Constipation during pregnancy: It’s a pain in the arse!

If you’ve ever had it really badly, you’ll know what a pain in the er, bum, constipation can be. Many women – as many as 40% – suffer from constipation during pregnancy, but there are various things you can do to help.

What is it?

The pregnancy hormones coursing through your body can cause your digestive system to become more sluggish – partly, it is thought, to eke out even more nutrients from the food you put into your body, to aid the very complicated process of growing a baby.

The muscles in your bowel can also become more relaxed, and this makes it harder to pass stools. Combine that with the increasing pressure your growing uterus is putting on your bowel and, pretty soon, things start getting bunged up.

The longer constipation goes on for, the trickier it can be to solve the problem and get everything moving again. It’s a vicious circle, the longer the faeces remains inside (sorry, were you having your lunch?), the more water from it gets reabsorbed into the body, and the more the stools become hard and very uncomfortable to expel.

What can I do?

Let’s start with prevention. Eating enough fibre and drinking enough water are the two most important things you can do to stop becoming constipated in the first place.

Gentle exercise can also help – it wakes up the system and gets the bowels working – so have a 10 minute walk a couple of times a day.

If you have never had a particularly fibre-rich diet, start working those foods (whole grains, fruits and vegetables) in slowly. Suddenly overdosing on brown rice and dried apricots might lead to uncomfortable wind.

Be sure to drink at least 1.5 litres of fluid a day – have lots of plain water, but also include fruit and vegetable juices (prune juice in particular is known to aid constipation naturally).

Yogurts and drinks containing probiotics and prebiotics might give your digestive system a kick start because they encourage a more efficient breakdown of food.

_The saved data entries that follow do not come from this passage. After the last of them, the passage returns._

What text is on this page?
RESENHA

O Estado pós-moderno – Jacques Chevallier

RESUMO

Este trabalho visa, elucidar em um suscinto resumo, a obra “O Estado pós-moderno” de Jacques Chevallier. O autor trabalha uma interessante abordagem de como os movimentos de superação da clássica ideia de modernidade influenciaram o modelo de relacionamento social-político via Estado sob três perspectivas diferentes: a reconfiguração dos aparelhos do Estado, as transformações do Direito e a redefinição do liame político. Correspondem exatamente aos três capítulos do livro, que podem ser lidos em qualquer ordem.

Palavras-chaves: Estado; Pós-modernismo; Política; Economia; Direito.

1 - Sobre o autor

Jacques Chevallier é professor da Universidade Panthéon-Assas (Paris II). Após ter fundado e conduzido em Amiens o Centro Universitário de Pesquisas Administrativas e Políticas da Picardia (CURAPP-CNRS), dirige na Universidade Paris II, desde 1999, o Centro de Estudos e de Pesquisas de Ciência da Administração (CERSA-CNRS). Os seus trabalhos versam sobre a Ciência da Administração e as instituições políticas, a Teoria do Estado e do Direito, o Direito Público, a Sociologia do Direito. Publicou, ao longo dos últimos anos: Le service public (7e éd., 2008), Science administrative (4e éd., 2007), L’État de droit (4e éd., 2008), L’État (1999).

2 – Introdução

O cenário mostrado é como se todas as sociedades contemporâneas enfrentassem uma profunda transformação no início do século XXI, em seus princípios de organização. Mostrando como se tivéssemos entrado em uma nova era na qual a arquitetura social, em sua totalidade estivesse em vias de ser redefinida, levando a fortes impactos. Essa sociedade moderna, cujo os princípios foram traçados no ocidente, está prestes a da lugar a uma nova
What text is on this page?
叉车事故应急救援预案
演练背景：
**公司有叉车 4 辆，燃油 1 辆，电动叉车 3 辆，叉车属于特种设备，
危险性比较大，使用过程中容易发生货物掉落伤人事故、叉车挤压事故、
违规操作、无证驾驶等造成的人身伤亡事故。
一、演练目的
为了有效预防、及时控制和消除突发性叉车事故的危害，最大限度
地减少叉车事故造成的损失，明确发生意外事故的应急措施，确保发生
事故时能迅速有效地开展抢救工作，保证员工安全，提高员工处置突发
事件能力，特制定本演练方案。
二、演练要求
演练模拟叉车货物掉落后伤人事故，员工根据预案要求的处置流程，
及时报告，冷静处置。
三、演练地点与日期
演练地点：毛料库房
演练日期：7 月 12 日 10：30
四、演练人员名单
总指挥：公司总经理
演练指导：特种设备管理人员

If you have been taking an iron supplement for anaemia, it might be contributing to your constipation because, while it’s been helping with your lethargy, it might have also been upsetting the balance of your gut flora. Speak to your midwife and ask if she can recommend an alternative iron supplement to try.

Pay attention to the times when you feel the urge to go to the loo, and make sure you are near a toilet because holding back can make things worse. Give yourself time, don’t force yourself too much (straining can contribute to haemorrhoids, or piles), and try to relax. If you have toddlers or young children in the house, you’ll just have to leave the bathroom door open!

If none of the above ideas seem to be working, then you should get yourself to the doctor. Your GP will speak to you about your diet and lifestyle and, if they think you are doing everything right, they might prescribe a gentle laxative to offer some relief. It’s not advisable to buy laxatives over the counter when pregnant without getting some advice first, because some products might not be suitable for you.

Once things start moving, if you follow the advice above, it should be easier to keep constipation at bay.